Considering several PSUs, especially PSU banks have been doing considerably well, does it change the disinvestment target in any way?
Our policy is not saying that if it is a loss-making (company), then we will do; if it is a profit-making we won’t, that's not the policy. Whether you will privatise or not, it doesn't mean if it is not giving any value or if it isn't a very bad state and only we will privatise otherwise not. It's not that. It is again contingent on several factors. When I say privatisation is not like doing a tap. You have to call for expression of interest. You have to do a public thing, there will be parties who will be selected, they will do due diligence of the company, hundreds of contracts, hundreds of things go into that examination in a virtual data room, then there is a draft share purchase agreement that needs to be negotiated. Then after that is frozen, then the financial pits are called, then there is a reserve value fixation, if you exceed a benchmark reserve value, then you can choose the best winner. Then, there are a number of conditions that need to be fulfilled through different regulators and other actions. Then like in typical amendatory transactions, it is very long and time-consuming.
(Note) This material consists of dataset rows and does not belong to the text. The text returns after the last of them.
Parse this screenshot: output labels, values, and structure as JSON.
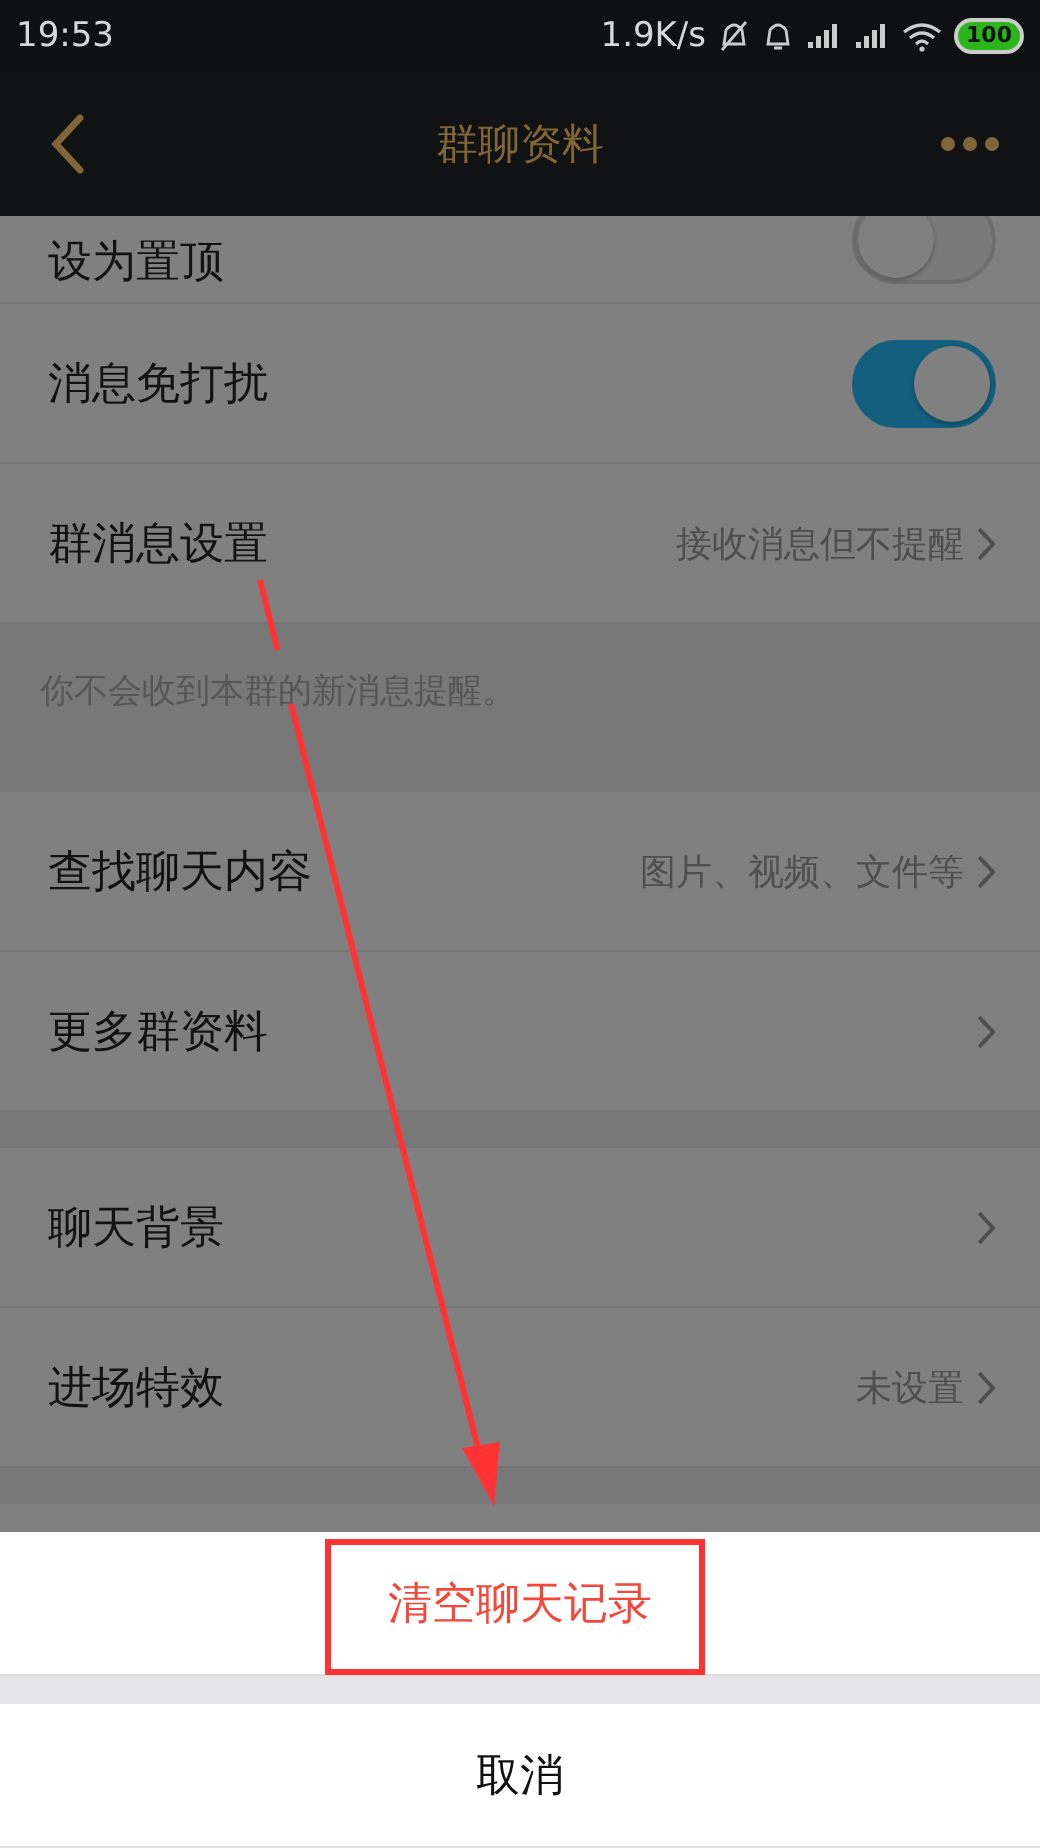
{
  "status_bar": {
    "time": "19:53",
    "net_speed": "1.9K/s",
    "battery": "100"
  },
  "nav": {
    "title": "群聊资料"
  },
  "sections": [
    {
      "rows": [
        {
          "kind": "toggle",
          "label": "设为置顶",
          "on": false
        },
        {
          "kind": "toggle",
          "label": "消息免打扰",
          "on": true
        },
        {
          "kind": "link",
          "label": "群消息设置",
          "value": "接收消息但不提醒"
        }
      ],
      "note": "你不会收到本群的新消息提醒。"
    },
    {
      "rows": [
        {
          "kind": "link",
          "label": "查找聊天内容",
          "value": "图片、视频、文件等"
        },
        {
          "kind": "link",
          "label": "更多群资料"
        }
      ]
    },
    {
      "rows": [
        {
          "kind": "link",
          "label": "聊天背景"
        },
        {
          "kind": "link",
          "label": "进场特效",
          "value": "未设置"
        }
      ]
    }
  ],
  "action_sheet": {
    "items": [
      {
        "kind": "destructive",
        "label": "清空聊天记录"
      }
    ],
    "cancel": "取消"
  }
}
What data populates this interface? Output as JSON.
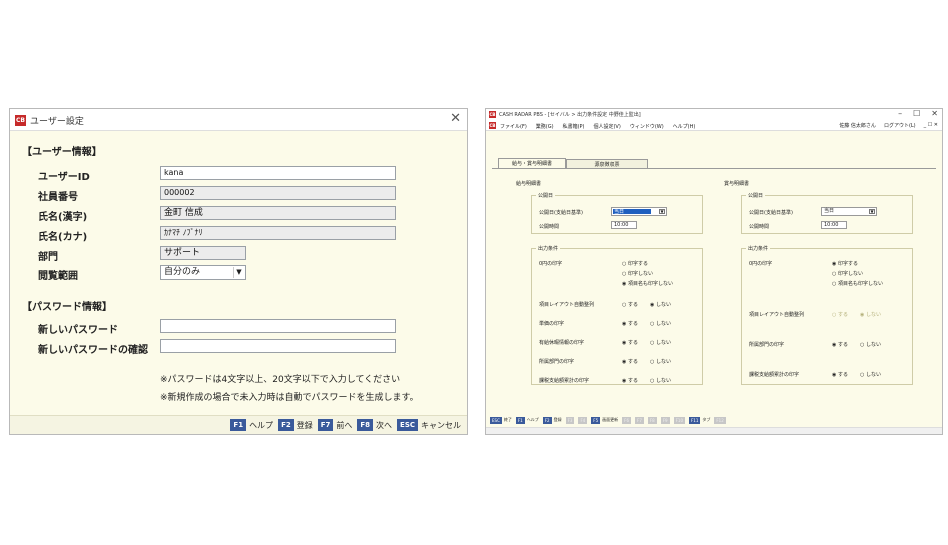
{
  "dialog": {
    "title": "ユーザー設定",
    "logo": "CB",
    "close_glyph": "✕",
    "user_section": "【ユーザー情報】",
    "fields": [
      {
        "label": "ユーザーID",
        "value": "kana"
      },
      {
        "label": "社員番号",
        "value": "000002"
      },
      {
        "label": "氏名(漢字)",
        "value": "金町 信成"
      },
      {
        "label": "氏名(カナ)",
        "value": "ｶﾅﾏﾁ ﾉﾌﾞﾅﾘ"
      },
      {
        "label": "部門",
        "value": "サポート"
      },
      {
        "label": "閲覧範囲",
        "value": "自分のみ"
      }
    ],
    "password_section": "【パスワード情報】",
    "new_password_label": "新しいパスワード",
    "confirm_password_label": "新しいパスワードの確認",
    "new_password_value": "",
    "confirm_password_value": "",
    "notes": [
      "※パスワードは4文字以上、20文字以下で入力してください",
      "※新規作成の場合で未入力時は自動でパスワードを生成します。"
    ],
    "fkeys": [
      {
        "key": "F1",
        "label": "ヘルプ"
      },
      {
        "key": "F2",
        "label": "登録"
      },
      {
        "key": "F7",
        "label": "前へ"
      },
      {
        "key": "F8",
        "label": "次へ"
      },
      {
        "key": "ESC",
        "label": "キャンセル"
      }
    ]
  },
  "app": {
    "logo": "CB",
    "title": "CASH RADAR PBS - [セイバル > 出力条件設定 中野佳上監出]",
    "window_buttons": [
      "–",
      "☐",
      "✕"
    ],
    "menus": [
      "ファイル(F)",
      "業務(G)",
      "私書箱(P)",
      "個人設定(V)",
      "ウィンドウ(W)",
      "ヘルプ(H)"
    ],
    "user_name": "佐藤 信太郎さん",
    "logout": "ログアウト(L)",
    "mini_controls": "_ ☐ ✕",
    "tabs": [
      "給与・賞与明細書",
      "源泉徴収票"
    ],
    "salary": {
      "title": "給与明細書",
      "public_group": "公開日",
      "public_date_label": "公開日(支給日基準)",
      "public_date_value": "当日",
      "public_time_label": "公開時間",
      "public_time_value": "10:00",
      "output_group": "出力条件",
      "zero_label": "0円の印字",
      "zero_options": [
        "印字する",
        "印字しない",
        "項目名も印字しない"
      ],
      "zero_selected": 2,
      "rows": [
        {
          "label": "項目レイアウト自動整列",
          "options": [
            "する",
            "しない"
          ],
          "selected": 1
        },
        {
          "label": "単価の印字",
          "options": [
            "する",
            "しない"
          ],
          "selected": 0
        },
        {
          "label": "有給休暇情報の印字",
          "options": [
            "する",
            "しない"
          ],
          "selected": 0
        },
        {
          "label": "所属部門の印字",
          "options": [
            "する",
            "しない"
          ],
          "selected": 0
        },
        {
          "label": "課税支給額累計の印字",
          "options": [
            "する",
            "しない"
          ],
          "selected": 0
        }
      ]
    },
    "bonus": {
      "title": "賞与明細書",
      "public_group": "公開日",
      "public_date_label": "公開日(支給日基準)",
      "public_date_value": "当日",
      "public_time_label": "公開時間",
      "public_time_value": "10:00",
      "output_group": "出力条件",
      "zero_label": "0円の印字",
      "zero_options": [
        "印字する",
        "印字しない",
        "項目名も印字しない"
      ],
      "zero_selected": 0,
      "rows": [
        {
          "label": "項目レイアウト自動整列",
          "options": [
            "する",
            "しない"
          ],
          "selected": 1,
          "disabled": true
        },
        {
          "label": "所属部門の印字",
          "options": [
            "する",
            "しない"
          ],
          "selected": 0
        },
        {
          "label": "課税支給額累計の印字",
          "options": [
            "する",
            "しない"
          ],
          "selected": 0
        }
      ]
    },
    "fkeys": [
      {
        "key": "ESC",
        "label": "終了",
        "on": true
      },
      {
        "key": "F1",
        "label": "ヘルプ",
        "on": true
      },
      {
        "key": "F2",
        "label": "登録",
        "on": true
      },
      {
        "key": "F3",
        "label": "",
        "on": false
      },
      {
        "key": "F4",
        "label": "",
        "on": false
      },
      {
        "key": "F5",
        "label": "画面更新",
        "on": true
      },
      {
        "key": "F6",
        "label": "",
        "on": false
      },
      {
        "key": "F7",
        "label": "",
        "on": false
      },
      {
        "key": "F8",
        "label": "",
        "on": false
      },
      {
        "key": "F9",
        "label": "",
        "on": false
      },
      {
        "key": "F10",
        "label": "",
        "on": false
      },
      {
        "key": "F11",
        "label": "タブ",
        "on": true
      },
      {
        "key": "F12",
        "label": "",
        "on": false
      }
    ]
  }
}
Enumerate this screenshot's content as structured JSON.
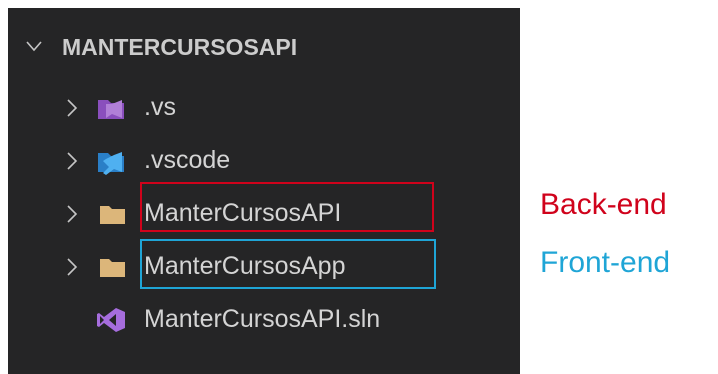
{
  "explorer": {
    "section_title": "MANTERCURSOSAPI",
    "items": [
      {
        "label": ".vs",
        "icon": "visual-studio-folder-icon",
        "expandable": true
      },
      {
        "label": ".vscode",
        "icon": "vscode-folder-icon",
        "expandable": true
      },
      {
        "label": "ManterCursosAPI",
        "icon": "folder-icon",
        "expandable": true
      },
      {
        "label": "ManterCursosApp",
        "icon": "folder-icon",
        "expandable": true
      },
      {
        "label": "ManterCursosAPI.sln",
        "icon": "visual-studio-solution-icon",
        "expandable": false
      }
    ]
  },
  "annotations": {
    "backend": {
      "text": "Back-end",
      "color": "#d0021b"
    },
    "frontend": {
      "text": "Front-end",
      "color": "#1fa5d6"
    }
  },
  "colors": {
    "panel_bg": "#252526",
    "text": "#d4d4d4",
    "folder": "#dcb67a"
  }
}
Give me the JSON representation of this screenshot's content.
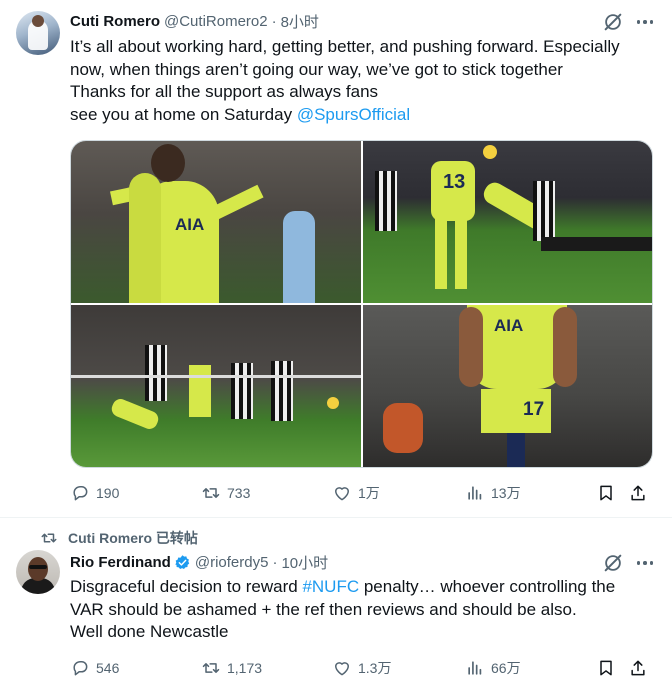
{
  "tweet1": {
    "author_name": "Cuti Romero",
    "handle": "@CutiRomero2",
    "separator": "·",
    "time": "8小时",
    "text_lines": [
      "It’s all about working hard, getting better, and pushing forward. Especially",
      "now, when things aren’t going our way, we’ve got to stick together",
      "Thanks for all the support as always fans"
    ],
    "text_last_prefix": "see you at home on Saturday ",
    "mention": "@SpursOfficial",
    "stats": {
      "replies": "190",
      "retweets": "733",
      "likes": "1万",
      "views": "13万"
    }
  },
  "retweet_label": "Cuti Romero 已转帖",
  "tweet2": {
    "author_name": "Rio Ferdinand",
    "handle": "@rioferdy5",
    "separator": "·",
    "time": "10小时",
    "text_line1_prefix": "Disgraceful decision to reward ",
    "hashtag": "#NUFC",
    "text_line1_suffix": " penalty… whoever controlling the",
    "text_lines_rest": [
      "VAR should be ashamed + the ref then reviews and should be also.",
      "Well done Newcastle"
    ],
    "stats": {
      "replies": "546",
      "retweets": "1,173",
      "likes": "1.3万",
      "views": "66万"
    }
  },
  "photo_text": {
    "sponsor": "AIA",
    "number_13": "13",
    "number_17": "17"
  },
  "colors": {
    "accent": "#1d9bf0",
    "muted": "#536471",
    "text": "#0f1419",
    "kit": "#d6e84a"
  },
  "icons": [
    "reply-icon",
    "retweet-icon",
    "like-icon",
    "views-icon",
    "bookmark-icon",
    "share-icon",
    "grok-icon",
    "more-icon",
    "verified-icon"
  ]
}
Even in the private sector also, they started but they do not fructify. And even then they fail because till the last moment, till the time of share transfer, all the different contingencies may come in and lead to success or failure of that transaction. Because there, the question is passing control. The easier thing is when we remain in control. But we are only diluting a certain portion of the shares in the market, that's easier done, but there also we have to keep in mind this value principle. We are highlighting that and we are also highlighting the difficulty in the privatisation, the process itself. Essentially it will not be that you can do 50 organisations together. There are many many places where there have been no bids. For bids in Pawan Hans, we were successful only for the fifth time in getting through the process. Even there (Pawan Hans) also, that particular bidder, they got penalised by the NCLT (National Company Law Tribunal) and we had to call off. So, the privatisation process is a longish transaction contingent on several factors.